Safeguarding sexual reproductive health rights in the local communities
Reproductive rights rest on the recognition of the basic right of all couples and individuals to decide freely and responsibly the number, spacing and timing of their children and to have the information and means to do so, and the right to attain the highest standard of sexual and reproductive health. They also include the right of all to make decisions concerning reproduction free of discrimination, coercion and violence.
Women in Cameroon have greater reproductive health needs and the responsibilities for the reason being that, it is a woman who carries the pregnancy and all the risks associated with it. More so, it is she who goes through childbirth, breastfeeding and the child upbringing course and it she who is charged with the responsibility of the nutrition and general wellbeing of her baby. She is also the one who is charged with the responsibilities of general care of the family among her other daily activities. Thus for a woman to effectively carry out all her responsibilities efficiently, family planning is a must. This is so because, promotion of family planning has been shown to reduce poverty, hunger, maternal and infant mortality, and contribute to women’s empowerment.

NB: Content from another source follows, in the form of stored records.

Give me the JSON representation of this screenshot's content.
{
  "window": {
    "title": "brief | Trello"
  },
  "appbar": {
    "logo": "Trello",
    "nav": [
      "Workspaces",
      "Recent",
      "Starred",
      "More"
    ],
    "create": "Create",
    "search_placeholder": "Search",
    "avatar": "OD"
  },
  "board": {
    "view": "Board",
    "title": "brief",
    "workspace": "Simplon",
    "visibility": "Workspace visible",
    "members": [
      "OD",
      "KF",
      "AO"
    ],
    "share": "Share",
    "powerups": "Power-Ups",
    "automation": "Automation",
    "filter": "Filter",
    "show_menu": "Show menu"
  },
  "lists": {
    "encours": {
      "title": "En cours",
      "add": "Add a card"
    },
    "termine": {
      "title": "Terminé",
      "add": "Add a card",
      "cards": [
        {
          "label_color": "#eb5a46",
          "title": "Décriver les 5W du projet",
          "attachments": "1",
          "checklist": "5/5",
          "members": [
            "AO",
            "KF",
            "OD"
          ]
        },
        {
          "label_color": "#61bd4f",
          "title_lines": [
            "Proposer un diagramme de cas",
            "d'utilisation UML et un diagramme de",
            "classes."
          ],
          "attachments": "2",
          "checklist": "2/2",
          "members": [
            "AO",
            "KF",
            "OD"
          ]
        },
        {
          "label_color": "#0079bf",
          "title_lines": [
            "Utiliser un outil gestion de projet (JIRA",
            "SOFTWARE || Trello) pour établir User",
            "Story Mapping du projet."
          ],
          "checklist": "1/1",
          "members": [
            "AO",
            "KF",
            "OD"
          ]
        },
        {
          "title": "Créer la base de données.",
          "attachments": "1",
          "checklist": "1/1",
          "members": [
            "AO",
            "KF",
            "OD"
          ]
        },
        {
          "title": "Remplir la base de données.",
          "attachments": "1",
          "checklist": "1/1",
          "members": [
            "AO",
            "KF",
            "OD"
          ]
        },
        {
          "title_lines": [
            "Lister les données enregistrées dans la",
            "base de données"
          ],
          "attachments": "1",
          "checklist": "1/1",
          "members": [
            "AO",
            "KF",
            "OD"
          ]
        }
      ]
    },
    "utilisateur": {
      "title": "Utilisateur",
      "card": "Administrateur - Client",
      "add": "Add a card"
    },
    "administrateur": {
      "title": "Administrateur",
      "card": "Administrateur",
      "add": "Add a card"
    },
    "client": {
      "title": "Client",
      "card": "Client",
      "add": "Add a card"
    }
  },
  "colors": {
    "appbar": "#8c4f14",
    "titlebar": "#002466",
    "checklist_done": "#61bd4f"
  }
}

In Cameroon, most women especially those in rural communities have no say as concerns the number, neither the spacing nor the timing of their children. Rather, their husbands decide on the number and at times the sex of the children she has to bear. In some cases, a woman might end up having ten children in the course of looking for a particular sex for her husband. Bafanji, a community in the Ndop health district is one of the most affected health areas experiencing this situation. In this community the main occupation is farming (usually primitive farming) and women form the backbone of the workforce in most homes. Consequently these women have to work extra hard to put food on their tables and ensure their children acquire education. These rural women leave their homes early in the morning and usually, only return in the evening, some of whom could be seen carrying their little babies on their backs while holding along with them those that can barely make steps. Most of these women consider this very challenging as these children rely solely on them for food, clothing and education.
One of the biggest challenge these women face is the fact that their marriages are usually polygamous, thus the attentions of their husbands on their children are usually divided so much so that, the entire responsibility (of education, feeding etc) is pushed back on these women. Many a time their husbands die during the early live hood of their children, leaving behind the entire burden on the surviving widow. Consequently these women become overburden with these responsibilities and finally die shortly after the death of their husbands leaving these children in a devastating social and economic state.
Following Act No. 80/10 of July 14, 1980 authorizing the sale of contraceptives ( Article 79 of this act stipulates that only pharmacists may sell prescription medications and contraceptive products)[2], family planning was adopted and initiated by many non-governmental agencies through the community health center of Bafanji, as a means to overcome this problem. Surprisingly, contraceptive use has been rejected by most husbands in this community for fear of distorting their sexual pleasure and these husbands have put up strategies to ensure their wives do not get these contraceptives at the health center. Although some of these women successfully sneak to the health center to obtain their contraceptives, others have decided to secretly take their contraceptives from road side vendors for fear of being caught by their husbands. More often than not, women could be spotted in dark corners on market days, being injected by vendors with contraceptives. This situation becomes worsen by the fact that, these vendors are not health professionals and their sources of supplies are usually doubtful. In spite of these, most of these community women still decide to take the risks in order to be free from the burden of taking care of so many children. The dilemma in this issue is that every woman in Bafanji wants to keep her marriage, at the expense of her health. Consequently roadside contraceptives (which have been proven to be very harmful) may continue to levy serious negative consequences on our women in Bafanji. It is thus imperative for the Cameroon government to take steps to ensuring and securing the sexual reproductive health rights of women especially in the rural communities, by increasing access to adequate family health planning methods.